Titel: Transformers; Jahr: 2007; Regisseur: Michael Bay; Länge: 138 Min.; Verkaufte Kopien: 14 Mio.; Umsatz (in Mio. US$): 700

 
Inhalt: Ein mächtiger Würfel, der die Macht hat Leben zu erschaffen, verirrt sich im All und landet schließlich auf der Erde. Die Macht des Würfels lockt Außerirdische an, die ihn zum Guten oder zum Bösen verwenden wollen. Die Bewohner der Erde wissen nichts von den anrückenden Außerirdischen und leben ihren gewöhnlichen Alltag. Die Hauptperson, Sam Witwicky, ein 16 jähriger Schüler, bekommt sogar sein erstes Auto. Doch die Freude hält sich in Grenzen, als er nur ein verrostetes Exemplar abbekommt. Während dessen gibt es schon erste Auseinandersetzungen mit den Weltraumbewohnern. Als Sam von einem gigantischen Roboter angegriffen wird und sich sein Auto ebenfalls in einen „transformiert“, merkt Sam schnell das übernatürliche Dinge ihren Lauf nehmen. Sams Auto gehört zu den guten Transformers, die ein Artefakt von Sam brauchen, das seinem Großvater gehörte. Mit dem Artefakt finden die Transformers das Versteck des Würfels und ein Wettlauf mit der Zeit beginnt.

 
Technik: Im Vergleich zu anderen Filmen wurde in diesem Film weniger Technik eingesetzt. So wurden die Transformers mit Attrappen dargestellt und nur einige Bewegungen wurden am Computer bearbeitet. Raketen, Laserkanonen und die Anfangssequenz im All sind hingegen komplett auf virtueller Basis entstanden. Sie machen jedoch nur einen geringen Teil des Films aus.

 
Bewertung: Die Story von Transformers ist einfach gestrickt und nicht unbedingt überzeugend. Wenig Handlung und viel Aktion ist hier die Devise. Ganz klar im Vordergrund stehen in diesem Film auch die Transformers, die sich zahlreiche Gefechte leisten. Alles in allem nur etwas für hartgesottene Action Fans, für die eine flüssige, logische Geschichte nicht an erster Stelle steht.

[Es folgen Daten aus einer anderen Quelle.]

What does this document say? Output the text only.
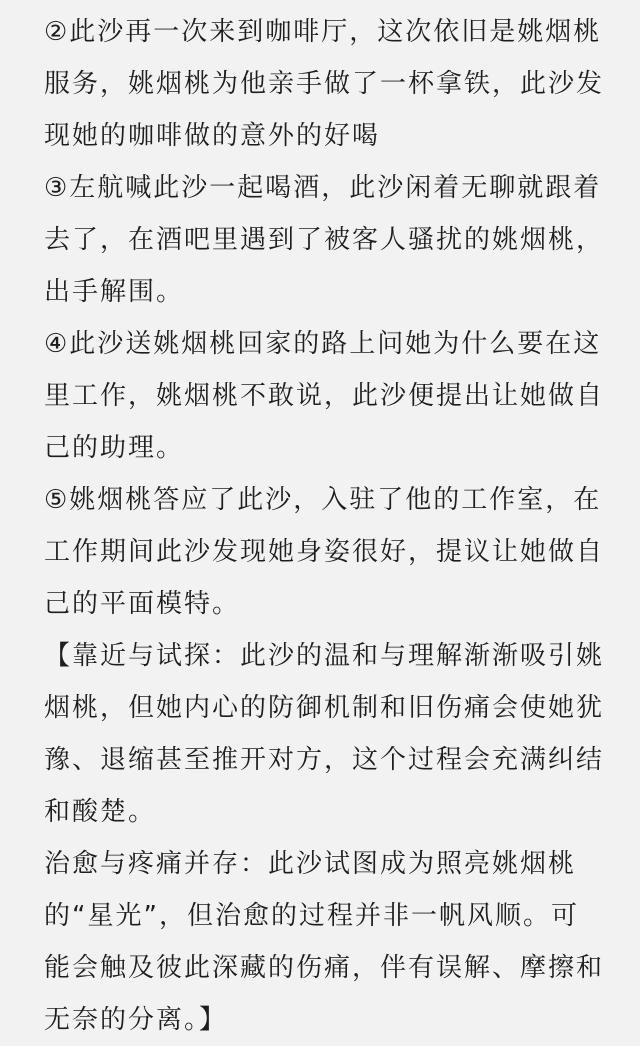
②此沙再一次来到咖啡厅，这次依旧是姚烟桃服务，姚烟桃为他亲手做了一杯拿铁，此沙发现她的咖啡做的意外的好喝

③左航喊此沙一起喝酒，此沙闲着无聊就跟着去了，在酒吧里遇到了被客人骚扰的姚烟桃，出手解围。

④此沙送姚烟桃回家的路上问她为什么要在这里工作，姚烟桃不敢说，此沙便提出让她做自己的助理。

⑤姚烟桃答应了此沙，入驻了他的工作室，在工作期间此沙发现她身姿很好，提议让她做自己的平面模特。

【靠近与试探：此沙的温和与理解渐渐吸引姚烟桃，但她内心的防御机制和旧伤痛会使她犹豫、退缩甚至推开对方，这个过程会充满纠结和酸楚。

治愈与疼痛并存：此沙试图成为照亮姚烟桃的“星光”，但治愈的过程并非一帆风顺。可能会触及彼此深藏的伤痛，伴有误解、摩擦和无奈的分离。】
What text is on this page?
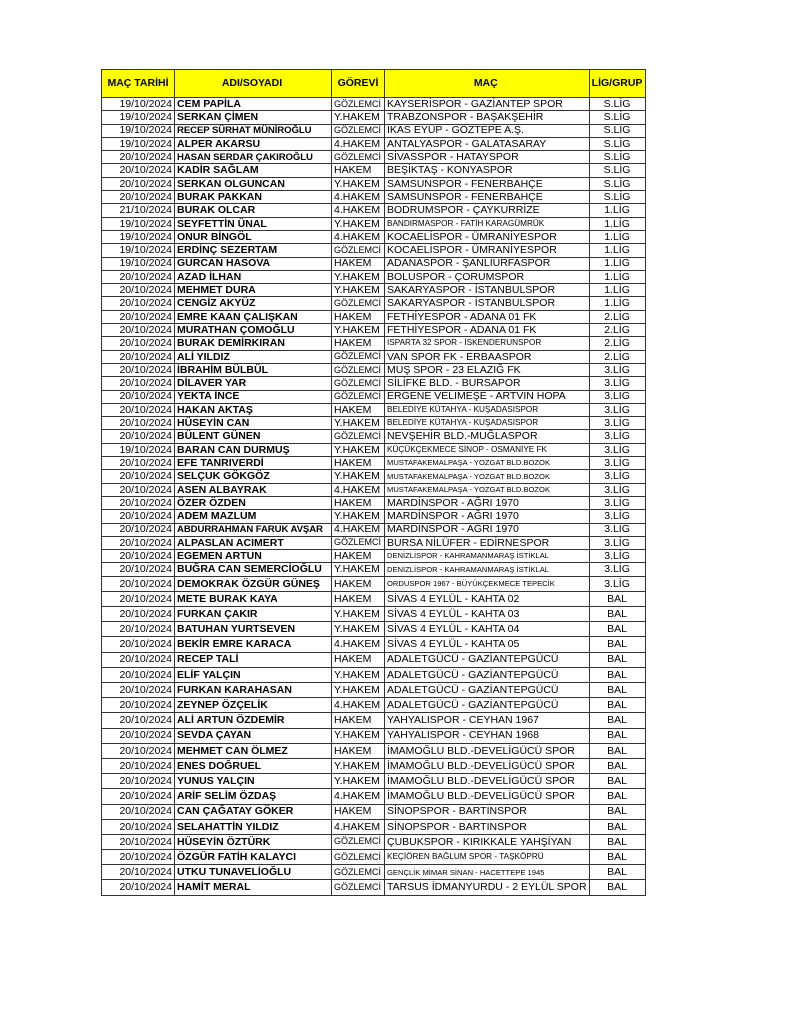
MAÇ TARİHİ	ADI/SOYADI	GÖREVİ	MAÇ	LİG/GRUP
19/10/2024	CEM PAPİLA	GÖZLEMCİ	KAYSERİSPOR - GAZİANTEP SPOR	S.LİG
19/10/2024	SERKAN ÇİMEN	Y.HAKEM	TRABZONSPOR - BAŞAKŞEHİR	S.LİG
19/10/2024	RECEP SÜRHAT MÜNİROĞLU	GÖZLEMCİ	İKAS EYÜP - GÖZTEPE A.Ş.	S.LİG
19/10/2024	ALPER AKARSU	4.HAKEM	ANTALYASPOR - GALATASARAY	S.LİG
20/10/2024	HASAN SERDAR ÇAKIROĞLU	GÖZLEMCİ	SİVASSPOR - HATAYSPOR	S.LİG
20/10/2024	KADİR SAĞLAM	HAKEM	BEŞİKTAŞ - KONYASPOR	S.LİG
20/10/2024	SERKAN OLGUNCAN	Y.HAKEM	SAMSUNSPOR - FENERBAHÇE	S.LİG
20/10/2024	BURAK PAKKAN	4.HAKEM	SAMSUNSPOR - FENERBAHÇE	S.LİG
21/10/2024	BURAK OLCAR	4.HAKEM	BODRUMSPOR - ÇAYKURRİZE	1.LİG
19/10/2024	SEYFETTİN ÜNAL	Y.HAKEM	BANDIRMASPOR - FATİH KARAGÜMRÜK	1.LİG
19/10/2024	ONUR BİNGÖL	4.HAKEM	KOCAELİSPOR - ÜMRANİYESPOR	1.LİG
19/10/2024	ERDİNÇ SEZERTAM	GÖZLEMCİ	KOCAELİSPOR - ÜMRANİYESPOR	1.LİG
19/10/2024	GÜRCAN HASOVA	HAKEM	ADANASPOR - ŞANLIURFASPOR	1.LİG
20/10/2024	AZAD İLHAN	Y.HAKEM	BOLUSPOR - ÇORUMSPOR	1.LİG
20/10/2024	MEHMET DURA	Y.HAKEM	SAKARYASPOR - İSTANBULSPOR	1.LİG
20/10/2024	CENGİZ AKYÜZ	GÖZLEMCİ	SAKARYASPOR - İSTANBULSPOR	1.LİG
20/10/2024	EMRE KAAN ÇALIŞKAN	HAKEM	FETHİYESPOR - ADANA 01 FK	2.LİG
20/10/2024	MURATHAN ÇOMOĞLU	Y.HAKEM	FETHİYESPOR - ADANA 01 FK	2.LİG
20/10/2024	BURAK DEMİRKIRAN	HAKEM	ISPARTA 32 SPOR - İSKENDERUNSPOR	2.LİG
20/10/2024	ALİ YILDIZ	GÖZLEMCİ	VAN SPOR FK - ERBAASPOR	2.LİG
20/10/2024	İBRAHİM BÜLBÜL	GÖZLEMCİ	MUŞ SPOR - 23 ELAZIĞ FK	3.LİG
20/10/2024	DİLAVER YAR	GÖZLEMCİ	SİLİFKE BLD. - BURSAPOR	3.LİG
20/10/2024	YEKTA İNCE	GÖZLEMCİ	ERGENE VELİMEŞE - ARTVİN HOPA	3.LİG
20/10/2024	HAKAN AKTAŞ	HAKEM	BELEDİYE KÜTAHYA - KUŞADASISPOR	3.LİG
20/10/2024	HÜSEYİN CAN	Y.HAKEM	BELEDİYE KÜTAHYA - KUŞADASISPOR	3.LİG
20/10/2024	BÜLENT GÜNEN	GÖZLEMCİ	NEVŞEHİR BLD.-MUĞLASPOR	3.LİG
19/10/2024	BARAN CAN DURMUŞ	Y.HAKEM	KÜÇÜKÇEKMECE SİNOP - OSMANİYE FK	3.LİG
20/10/2024	EFE TANRIVERDİ	HAKEM	MUSTAFAKEMALPAŞA - YOZGAT BLD.BOZOK	3.LİG
20/10/2024	SELÇUK GÖKGÖZ	Y.HAKEM	MUSTAFAKEMALPAŞA - YOZGAT BLD.BOZOK	3.LİG
20/10/2024	ASEN ALBAYRAK	4.HAKEM	MUSTAFAKEMALPAŞA - YOZGAT BLD.BOZOK	3.LİG
20/10/2024	ÖZER ÖZDEN	HAKEM	MARDİNSPOR - AĞRI 1970	3.LİG
20/10/2024	ADEM MAZLUM	Y.HAKEM	MARDİNSPOR - AĞRI 1970	3.LİG
20/10/2024	ABDURRAHMAN FARUK AVŞAR	4.HAKEM	MARDİNSPOR - AĞRI 1970	3.LİG
20/10/2024	ALPASLAN ACIMERT	GÖZLEMCİ	BURSA NİLÜFER - EDİRNESPOR	3.LİG
20/10/2024	EGEMEN ARTUN	HAKEM	DENİZLİSPOR - KAHRAMANMARAŞ İSTİKLAL	3.LİG
20/10/2024	BUĞRA CAN SEMERCİOĞLU	Y.HAKEM	DENİZLİSPOR - KAHRAMANMARAŞ İSTİKLAL	3.LİG
20/10/2024	DEMOKRAK ÖZGÜR GÜNEŞ	HAKEM	ORDUSPOR 1967 - BÜYÜKÇEKMECE TEPECİK	3.LİG
20/10/2024	METE BURAK KAYA	HAKEM	SİVAS 4 EYLÜL - KAHTA 02	BAL
20/10/2024	FURKAN ÇAKIR	Y.HAKEM	SİVAS 4 EYLÜL - KAHTA 03	BAL
20/10/2024	BATUHAN YURTSEVEN	Y.HAKEM	SİVAS 4 EYLÜL - KAHTA 04	BAL
20/10/2024	BEKİR EMRE KARACA	4.HAKEM	SİVAS 4 EYLÜL - KAHTA 05	BAL
20/10/2024	RECEP TALİ	HAKEM	ADALETGÜCÜ - GAZİANTEPGÜCÜ	BAL
20/10/2024	ELİF YALÇIN	Y.HAKEM	ADALETGÜCÜ - GAZİANTEPGÜCÜ	BAL
20/10/2024	FURKAN KARAHASAN	Y.HAKEM	ADALETGÜCÜ - GAZİANTEPGÜCÜ	BAL
20/10/2024	ZEYNEP ÖZÇELİK	4.HAKEM	ADALETGÜCÜ - GAZİANTEPGÜCÜ	BAL
20/10/2024	ALİ ARTUN ÖZDEMİR	HAKEM	YAHYALISPOR - CEYHAN 1967	BAL
20/10/2024	SEVDA ÇAYAN	Y.HAKEM	YAHYALISPOR - CEYHAN 1968	BAL
20/10/2024	MEHMET CAN ÖLMEZ	HAKEM	İMAMOĞLU BLD.-DEVELİGÜCÜ SPOR	BAL
20/10/2024	ENES DOĞRUEL	Y.HAKEM	İMAMOĞLU BLD.-DEVELİGÜCÜ SPOR	BAL
20/10/2024	YUNUS YALÇIN	Y.HAKEM	İMAMOĞLU BLD.-DEVELİGÜCÜ SPOR	BAL
20/10/2024	ARİF SELİM ÖZDAŞ	4.HAKEM	İMAMOĞLU BLD.-DEVELİGÜCÜ SPOR	BAL
20/10/2024	CAN ÇAĞATAY GÖKER	HAKEM	SİNOPSPOR - BARTINSPOR	BAL
20/10/2024	SELAHATTİN YILDIZ	4.HAKEM	SİNOPSPOR - BARTINSPOR	BAL
20/10/2024	HÜSEYİN ÖZTÜRK	GÖZLEMCİ	ÇUBUKSPOR - KIRIKKALE YAHŞİYAN	BAL
20/10/2024	ÖZGÜR FATİH KALAYCI	GÖZLEMCİ	KEÇİÖREN BAĞLUM SPOR - TAŞKÖPRÜ	BAL
20/10/2024	UTKU TUNAVELİOĞLU	GÖZLEMCİ	GENÇLİK MİMAR SİNAN - HACETTEPE 1945	BAL
20/10/2024	HAMİT MERAL	GÖZLEMCİ	TARSUS İDMANYURDU - 2 EYLÜL SPOR	BAL
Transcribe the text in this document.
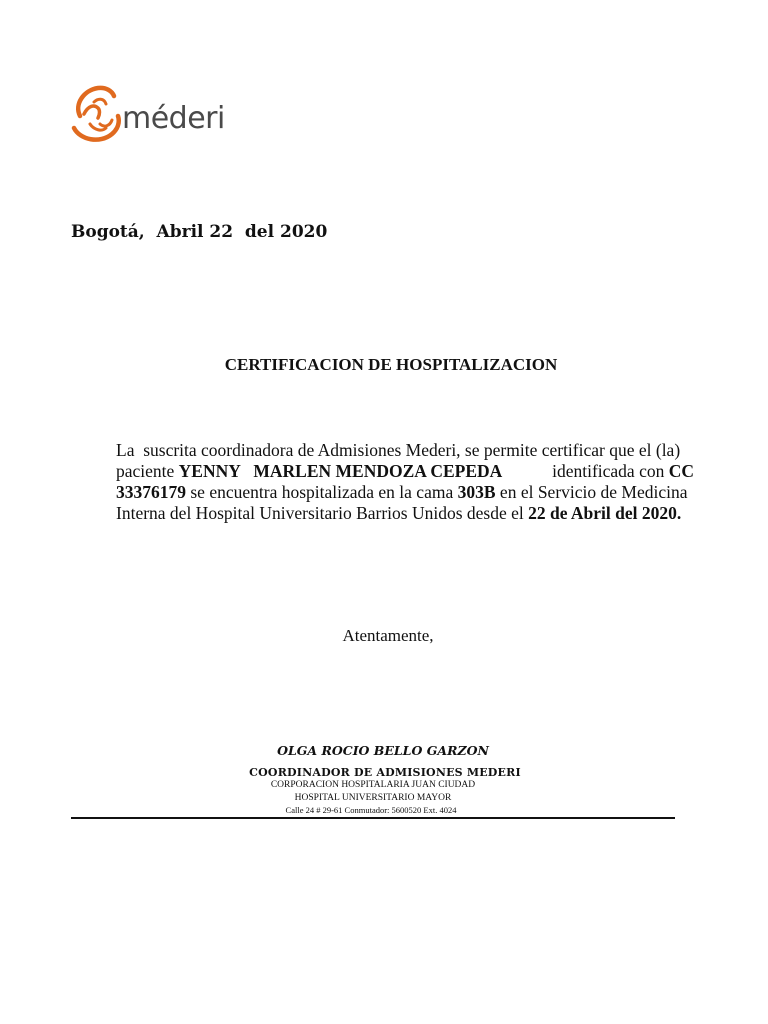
méderi
Bogotá,  Abril 22  del 2020
CERTIFICACION DE HOSPITALIZACION
La  suscrita coordinadora de Admisiones Mederi, se permite certificar que el (la)
paciente YENNY   MARLEN MENDOZA CEPEDA	identificada con CC
33376179 se encuentra hospitalizada en la cama 303B en el Servicio de Medicina
Interna del Hospital Universitario Barrios Unidos desde el 22 de Abril del 2020.
Atentamente,
OLGA ROCIO BELLO GARZON
COORDINADOR DE ADMISIONES MEDERI
CORPORACION HOSPITALARIA JUAN CIUDAD
HOSPITAL UNIVERSITARIO MAYOR
Calle 24 # 29-61 Conmutador: 5600520 Ext. 4024
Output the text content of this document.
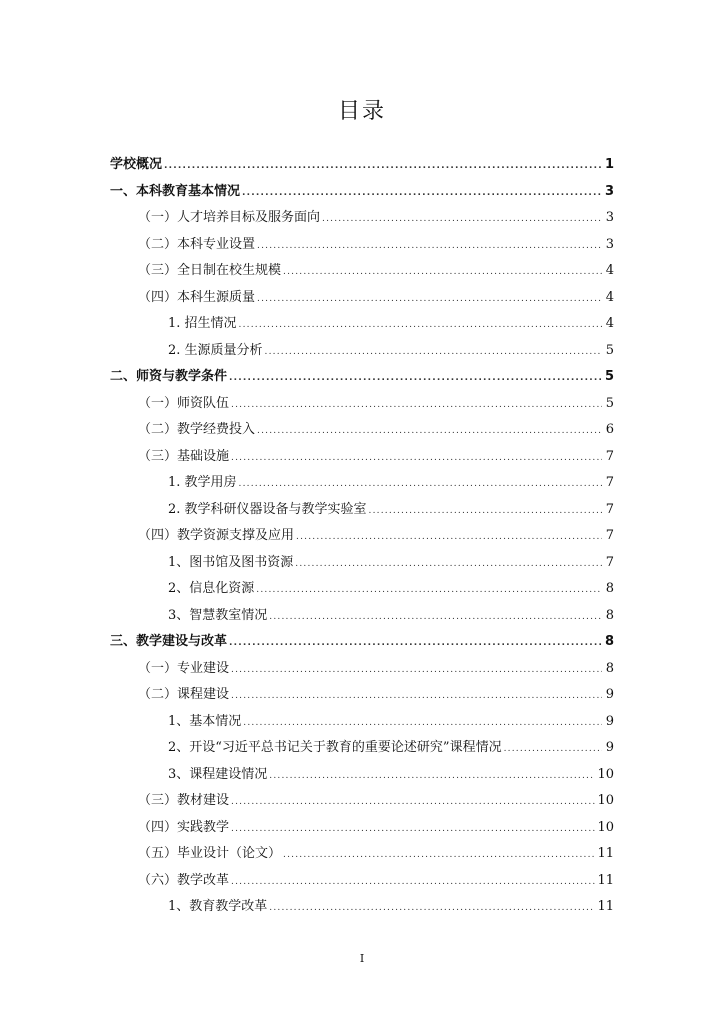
目录
学校概况 .....	1
一、本科教育基本情况 .....	3
（一）人才培养目标及服务面向 .....	3
（二）本科专业设置 .....	3
（三）全日制在校生规模 .....	4
（四）本科生源质量 .....	4
1. 招生情况 .....	4
2. 生源质量分析 .....	5
二、师资与教学条件 .....	5
（一）师资队伍 .....	5
（二）教学经费投入 .....	6
（三）基础设施 .....	7
1. 教学用房 .....	7
2. 教学科研仪器设备与教学实验室 .....	7
（四）教学资源支撑及应用 .....	7
1、图书馆及图书资源 .....	7
2、信息化资源 .....	8
3、智慧教室情况 .....	8
三、教学建设与改革 .....	8
（一）专业建设 .....	8
（二）课程建设 .....	9
1、基本情况 .....	9
2、开设“习近平总书记关于教育的重要论述研究”课程情况 .....	9
3、课程建设情况 .....	10
（三）教材建设 .....	10
（四）实践教学 .....	10
（五）毕业设计（论文） .....	11
（六）教学改革 .....	11
1、教育教学改革 .....	11
I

                                                          ***

Titel: Avartar - Aufbruch nach Pandora; Jahr 2009, Regisseur: James Cameron;  Länge: 178 Min.; Umsatz (in Mio. US $): ca. 2.000

 
Inhalt: Der Film spielt in naher Zukunft. Die Menschen haben einen fruchtbaren Jupitermond namens Pandora entdeckt, auf dem seltene Rohstoffe vorkommen. Doch der Planet ist bereits von einer anderen Spezies, den Na'vi, besiedelt. Um eine friedliche Lösung zu finden, wird ein Forscherteam eingesetzt. Durch moderne Technik schaffen die Wissenschaftler Kopien von den Na'vi, die sie fremdsteuern können. Mittendrin ist Jake Sully, ein Veteran, der den Platz seines Bruders einnehmen und dessen Avatar steuern soll. Doch Jake verliebt sich in eine Ureinwohnerin. Als die restlichen Menschen der Station ausrücken, um den Krieg mit den Na'vi aufzunehmen, muss Jake sich entscheiden, auf wessen Seite er steht.

 
Technik: Fast der ganze Film wurde animiert und mit speziell für diesen Film entwickelten 3D-Kameras gefilmt. Mit Produktionsausgaben über 230 Millionen ist er der teuerste Film, der jemals gedreht wurde. Der Film setzte neue Maßstäbe, die auch Jahre später unübertroffen bleiben.

 
Bewertung: ‚Avatar‘ ist einer der bekanntesten Science-Fiction-Filme aus Hollywood. Laut dem Guiness ‚Buch der Rekorde‘ ist er der erfolgreichste Film aller Zeiten. ‚Avatar‘ ist einer der besten Filme, die ich (Marcus) je gesehen habe und ist auf jeden Fall sehenswert. Die Darsteller spielen überzeugend, die Kameraführung ist gut und die Computeranimationen sind grandios. Der Umsatz als DVD und das Zusatzgeschäft mit Spielen und Souvenirs übertrifft bei weitem das Geschäft an den Kinokassen.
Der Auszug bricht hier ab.